The same glitch looks different depending on the terrain. Finance, medicine, a
relationship, a team — same mechanism, different costume.
Finance & investing
Investors overestimate how happy large gains will make them and how devastated they will feel from losses, leading to excessive risk aversion or impulsive profit-taking driven by inflated emotional predictions rather than rational expected-value calculations.
Medicine & diagnosis
Patients refuse treatments like amputations or ostomies because they overestimate how miserable they will feel living with the outcome, failing to account for their own psychological adaptation.
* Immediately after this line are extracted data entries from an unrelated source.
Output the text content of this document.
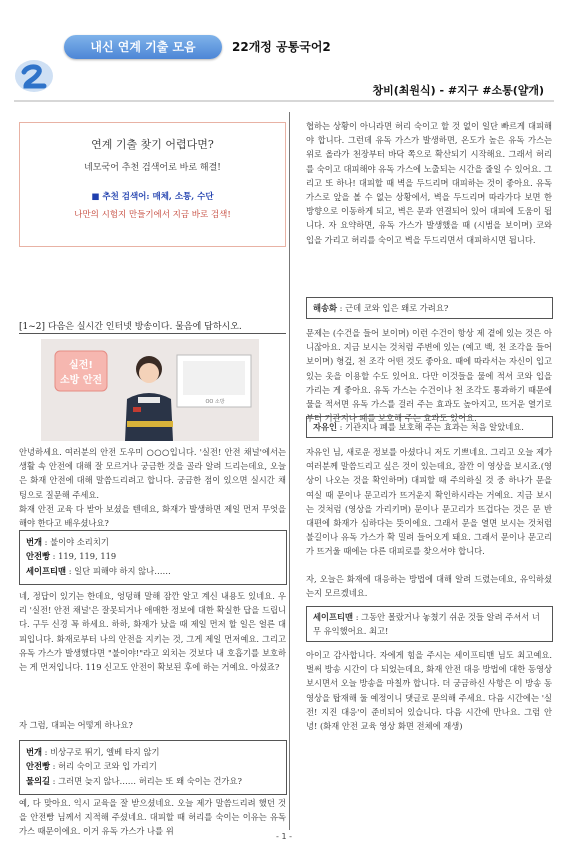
내신 연계 기출 모음	22개정 공통국어2
창비(최원식) - #지구 #소통(얄개)
연계 기출 찾기 어렵다면?
네모국어 추천 검색어로 바로 해결!
■ 추천 검색어: 매체, 소통, 수단
나만의 시험지 만들기에서 지금 바로 검색!
[1~2] 다음은 실시간 인터넷 방송이다. 물음에 답하시오.
실전!
소방 안전
OO 소방
안녕하세요. 여러분의 안전 도우미 ○○○입니다. '실전! 안전 채널'에서는 생활 속 안전에 대해 잘 모르거나 궁금한 것을 골라 알려 드리는데요, 오늘은 화재 안전에 대해 말씀드리려고 합니다. 궁금한 점이 있으면 실시간 채팅으로 질문해 주세요.
화재 안전 교육 다 받아 보셨을 텐데요, 화재가 발생하면 제일 먼저 무엇을 해야 한다고 배우셨나요?
번개 : 불이야 소리치기
안전빵 : 119, 119, 119
세이프티맨 : 일단 피해야 하지 않나……
네, 정답이 있기는 한데요, 엉덩해 말해 잠깐 알고 계신 내용도 있네요. 우리 '실전! 안전 채널'은 잘못되거나 애매한 정보에 대한 확실한 답을 드립니다. 구두 신경 꼭 하세요. 하하, 화재가 났을 때 제일 먼저 할 일은 얼른 대피입니다. 화재로부터 나의 안전을 지키는 것, 그게 제일 먼저예요. 그리고 유독 가스가 발생했다면 "불이야!"라고 외치는 것보다 내 호흡기를 보호하는 게 먼저입니다. 119 신고도 안전이 확보된 후에 하는 거예요. 아셨죠?
자 그럼, 대피는 어떻게 하나요?
번개 : 비상구로 뛰기, 엘베 타지 않기
안전빵 : 허리 숙이고 코와 입 가리기
물의길 : 그러면 늦지 않나…… 허리는 또 왜 숙이는 건가요?
예, 다 맞아요. 익시 교육을 잘 받으셨네요. 오늘 제가 말씀드리려 했던 것을 안전빵 님께서 지적해 주셨네요. 대피할 때 허리를 숙이는 이유는 유독 가스 때문이에요. 이거 유독 가스가 나를 위
협하는 상황이 아니라면 허리 숙이고 할 것 없이 일단 빠르게 대피해야 합니다. 그런데 유독 가스가 발생하면, 온도가 높은 유독 가스는 위로 올라가 천장부터 바닥 쪽으로 확산되기 시작해요. 그래서 허리를 숙이고 대피해야 유독 가스에 노출되는 시간을 줄일 수 있어요. 그리고 또 하나! 대피할 때 벽을 두드리며 대피하는 것이 좋아요. 유독 가스로 앞을 볼 수 없는 상황에서, 벽을 두드리며 따라가다 보면 한 방향으로 이동하게 되고, 벽은 문과 연결되어 있어 대피에 도움이 됩니다. 자 요약하면, 유독 가스가 발생했을 때 (시범을 보이며) 코와 입을 가리고 허리를 숙이고 벽을 두드리면서 대피하시면 됩니다.
해송화 : 근데 코와 입은 왜로 가려요?
문제는 (수건을 들어 보이며) 이런 수건이 항상 제 곁에 있는 것은 아니잖아요. 지금 보시는 것처럼 주변에 있는 (예고 백, 천 조각을 들어 보이며) 형겊, 천 조각 어떤 것도 좋아요. 때에 따라서는 자신이 입고 있는 옷을 이용할 수도 있어요. 다만 이것들을 물에 적셔 코와 입을 가리는 게 좋아요. 유독 가스는 수건이나 천 조각도 통과하기 때문에 물을 적셔면 유독 가스를 걸러 주는 효과도 높아지고, 뜨거운 열기로부터 기관지나 폐를 보호해 주는 효과도 있어요.
자유인 : 기관지나 폐를 보호해 주는 효과는 처음 알았네요.
자유인 님, 새로운 정보를 아셨다니 저도 기쁘네요. 그리고 오늘 제가 여러분께 말씀드리고 싶은 것이 있는데요, 잠깐 이 영상을 보시죠.(영상이 나오는 것을 확인하며) 대피할 때 주의하실 것 중 하나가 문을 여실 때 문이나 문고리가 뜨거운지 확인하시라는 거예요. 지금 보시는 것처럼 (영상을 가리키며) 문이나 문고리가 뜨겁다는 것은 문 반대편에 화재가 심하다는 뜻이에요. 그래서 문을 열면 보시는 것처럼 불길이나 유독 가스가 확 밀려 들어오게 돼요. 그래서 문이나 문고리가 뜨거울 때에는 다른 대피로를 찾으셔야 합니다.
자, 오늘은 화재에 대응하는 방법에 대해 알려 드렸는데요, 유익하셨는지 모르겠네요.
세이프티맨 : 그동안 몰랐거나 놓쳤기 쉬운 것들 알려 주셔서 너무 유익했어요. 최고!
아이고 감사합니다. 자에게 힘을 주시는 세이프티맨 님도 최고예요. 벌써 방송 시간이 다 되었는데요, 화재 안전 대응 방법에 대한 동영상 보시면서 오늘 방송을 마칠까 합니다. 더 궁금하신 사항은 이 방송 동영상을 탑재해 둘 예정이니 댓글로 문의해 주세요. 다음 시간에는 '실전! 지진 대응'이 준비되어 있습니다. 다음 시간에 만나요. 그럼 안녕! (화재 안전 교육 영상 화면 전체에 재생)
- 1 -
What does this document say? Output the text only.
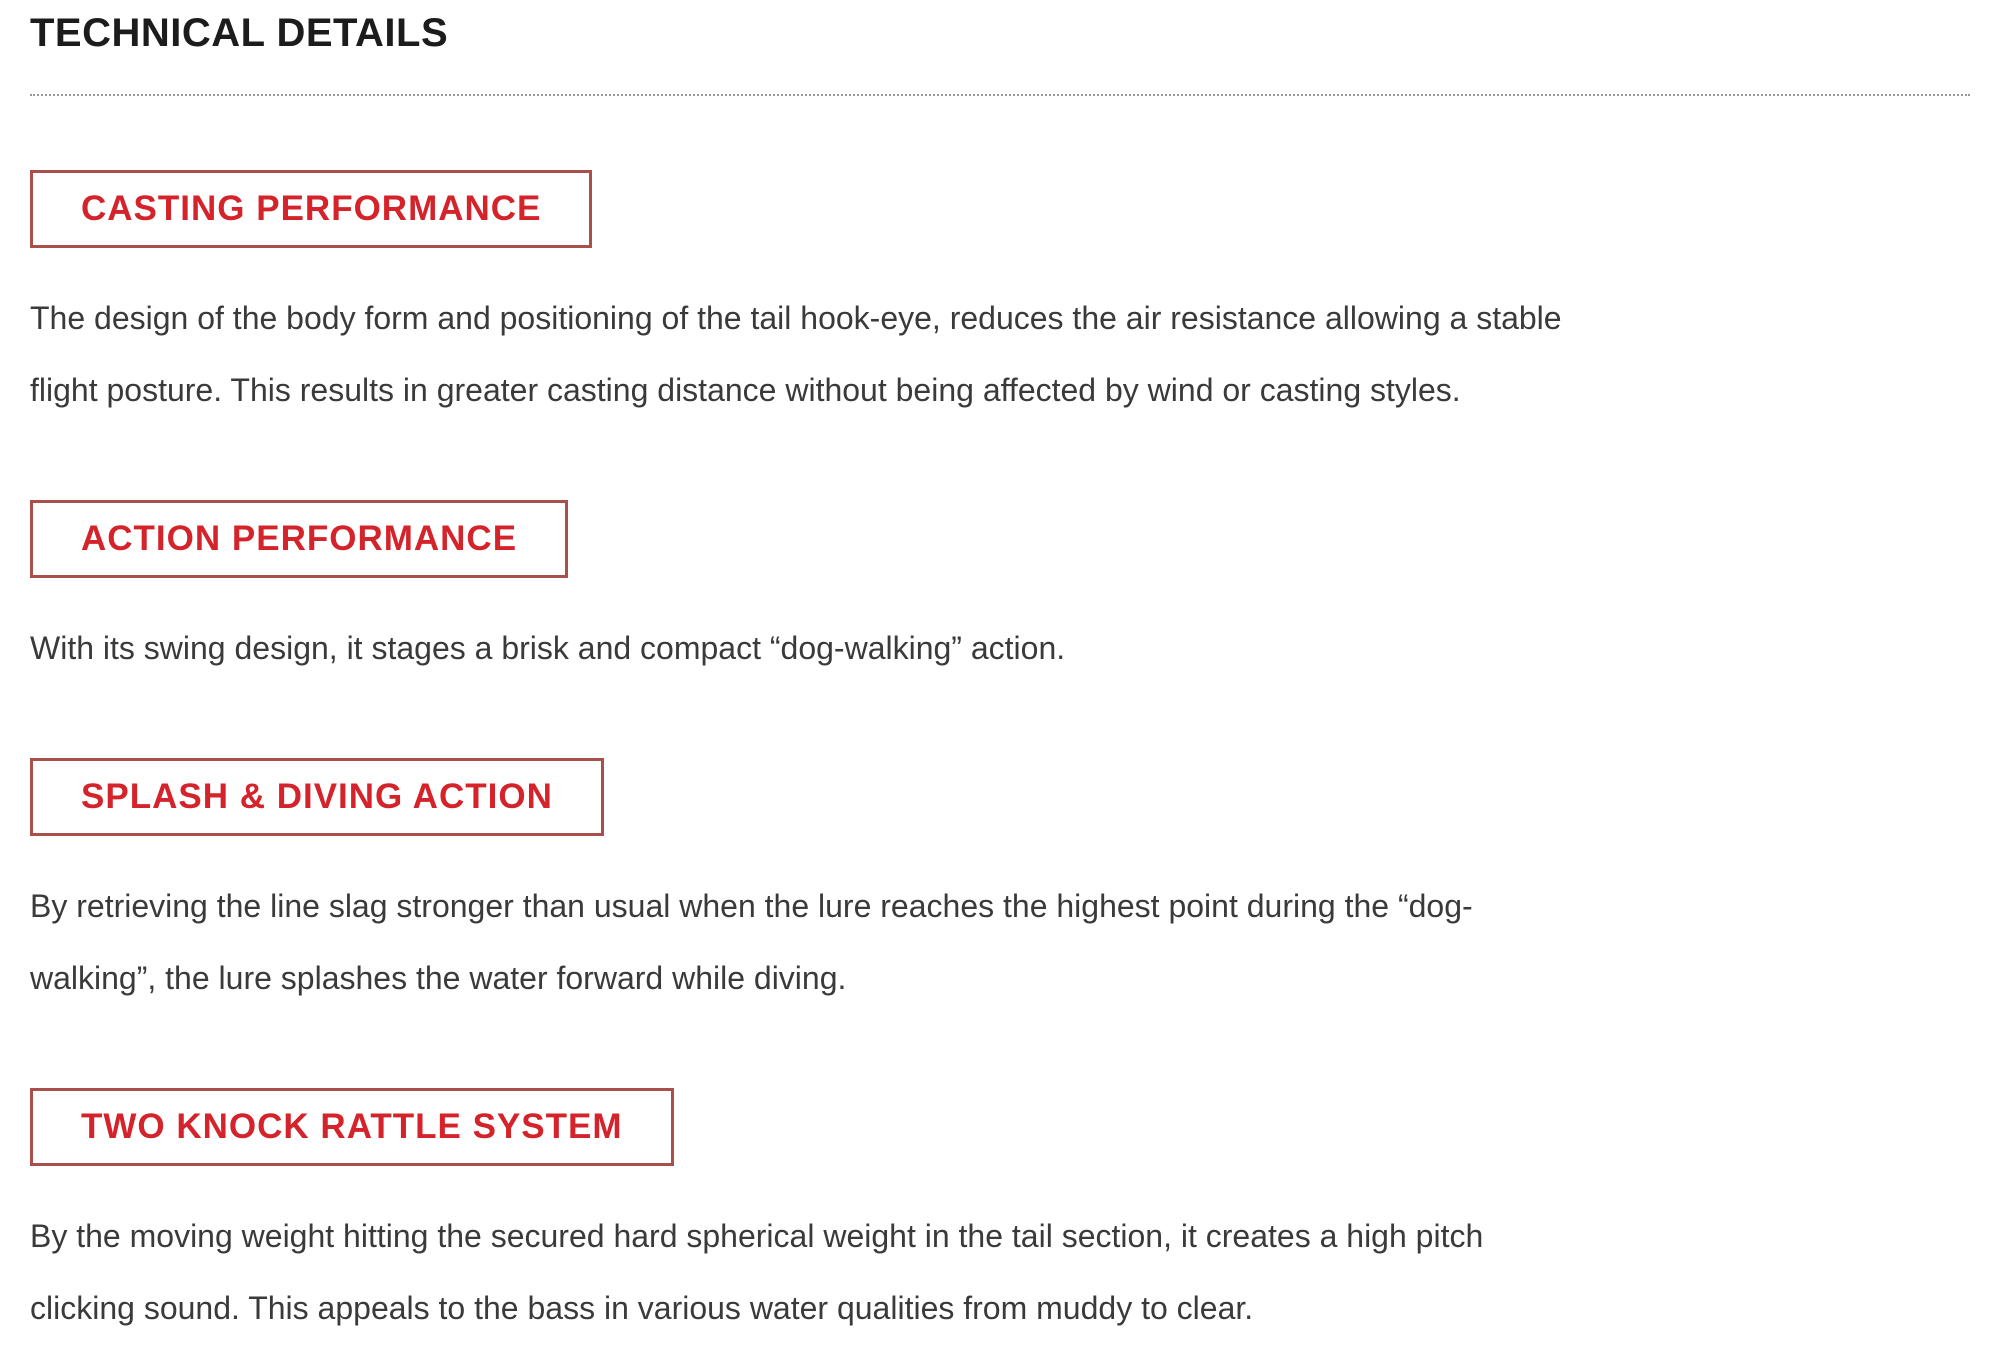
TECHNICAL DETAILS
CASTING PERFORMANCE
The design of the body form and positioning of the tail hook-eye, reduces the air resistance allowing a stable
flight posture. This results in greater casting distance without being affected by wind or casting styles.
ACTION PERFORMANCE
With its swing design, it stages a brisk and compact “dog-walking” action.
SPLASH & DIVING ACTION
By retrieving the line slag stronger than usual when the lure reaches the highest point during the “dog-
walking”, the lure splashes the water forward while diving.
TWO KNOCK RATTLE SYSTEM
By the moving weight hitting the secured hard spherical weight in the tail section, it creates a high pitch
clicking sound. This appeals to the bass in various water qualities from muddy to clear.
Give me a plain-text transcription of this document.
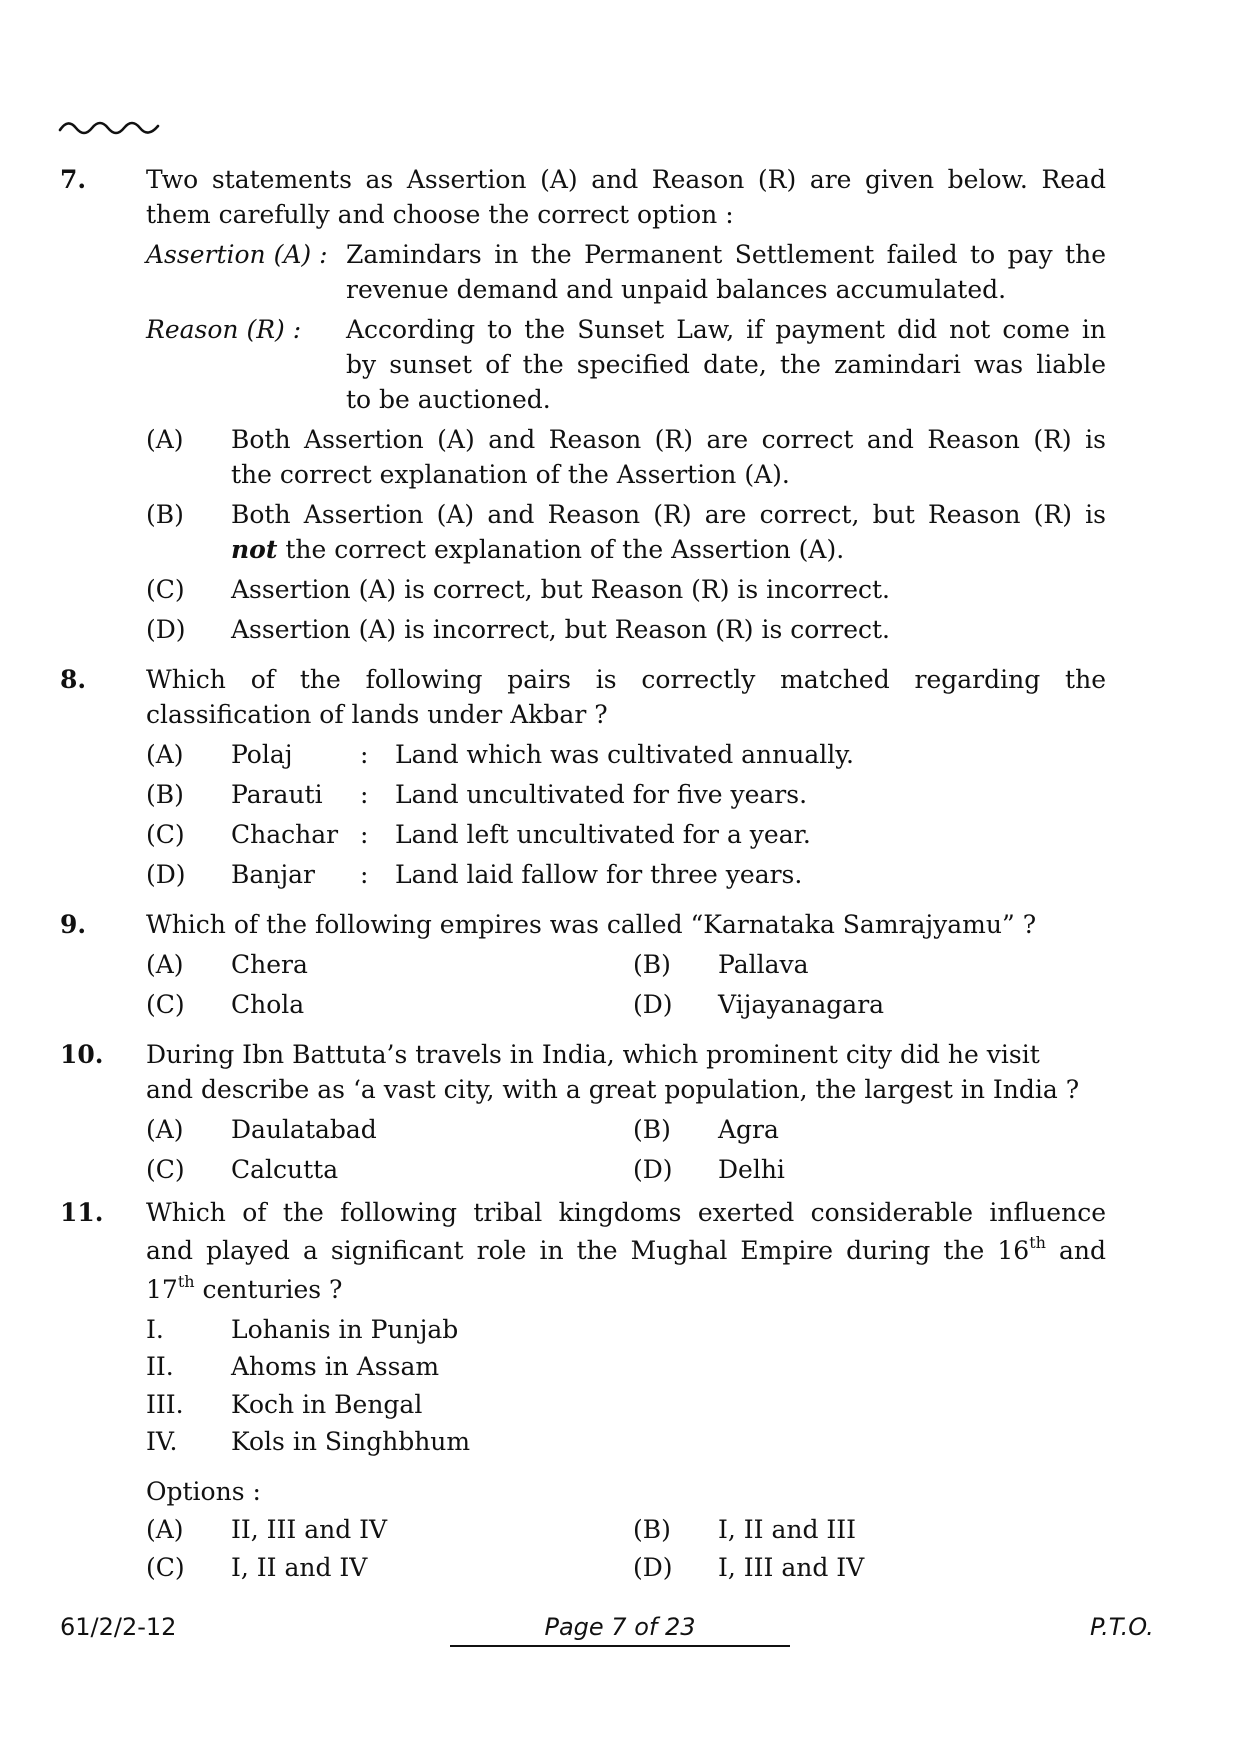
7. Two statements as Assertion (A) and Reason (R) are given below. Read
them carefully and choose the correct option :
Assertion (A) : Zamindars in the Permanent Settlement failed to pay the
revenue demand and unpaid balances accumulated.
Reason (R) : According to the Sunset Law, if payment did not come in
by sunset of the specified date, the zamindari was liable
to be auctioned.
(A) Both Assertion (A) and Reason (R) are correct and Reason (R) is
the correct explanation of the Assertion (A).
(B) Both Assertion (A) and Reason (R) are correct, but Reason (R) is
not the correct explanation of the Assertion (A).
(C) Assertion (A) is correct, but Reason (R) is incorrect.
(D) Assertion (A) is incorrect, but Reason (R) is correct.
8. Which of the following pairs is correctly matched regarding the
classification of lands under Akbar ?
(A) Polaj	: Land which was cultivated annually.
(B) Parauti : Land uncultivated for five years.
(C) Chachar : Land left uncultivated for a year.
(D) Banjar : Land laid fallow for three years.
9. Which of the following empires was called “Karnataka Samrajyamu” ?
(A) Chera	(B) Pallava
(C) Chola	(D) Vijayanagara
10. During Ibn Battuta’s travels in India, which prominent city did he visit
and describe as ‘a vast city, with a great population, the largest in India ?
(A) Daulatabad	(B) Agra
(C) Calcutta	(D) Delhi
11. Which of the following tribal kingdoms exerted considerable influence
and played a significant role in the Mughal Empire during the 16th and
17th centuries ?
I.	Lohanis in Punjab
II. Ahoms in Assam
III. Koch in Bengal
IV. Kols in Singhbhum
Options :
(A) II, III and IV	(B) I, II and III
(C) I, II and IV	(D) I, III and IV
61/2/2-12	Page 7 of 23	P.T.O.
Clinicians similarly overestimate patient suffering when making compensation or quality-of-life judgments.
Education & grading
Students overpredict how devastated they will be by a poor exam grade, leading to procrastination fueled by avoidance, or conversely overpredict how happy a top grade will make them, which distorts how much effort feels 'worth it.'
Relationships
People stay in unfulfilling relationships because they overestimate the emotional devastation of a breakup, or they rush into new relationships expecting lasting euphoria that fades rapidly after the novelty period.
Tech & product
Product teams overestimate negative user reactions to design changes or feature removals, leading to feature bloat and reluctance to iterate. Users themselves overestimate how much a new device or app upgrade will improve their daily satisfaction.
Workplace & hiring
Employees avoid job changes or difficult conversations because they overpredict how bad rejection, conflict, or adjustment periods will feel, resulting in career stagnation driven by emotionally inflated forecasts rather than actual risks.
Politics Media
Voters overestimate how happy or devastated they will feel after an election outcome, which inflates the perceived stakes of political events and can drive polarization, panic, or euphoria that dissipates far faster than predicted.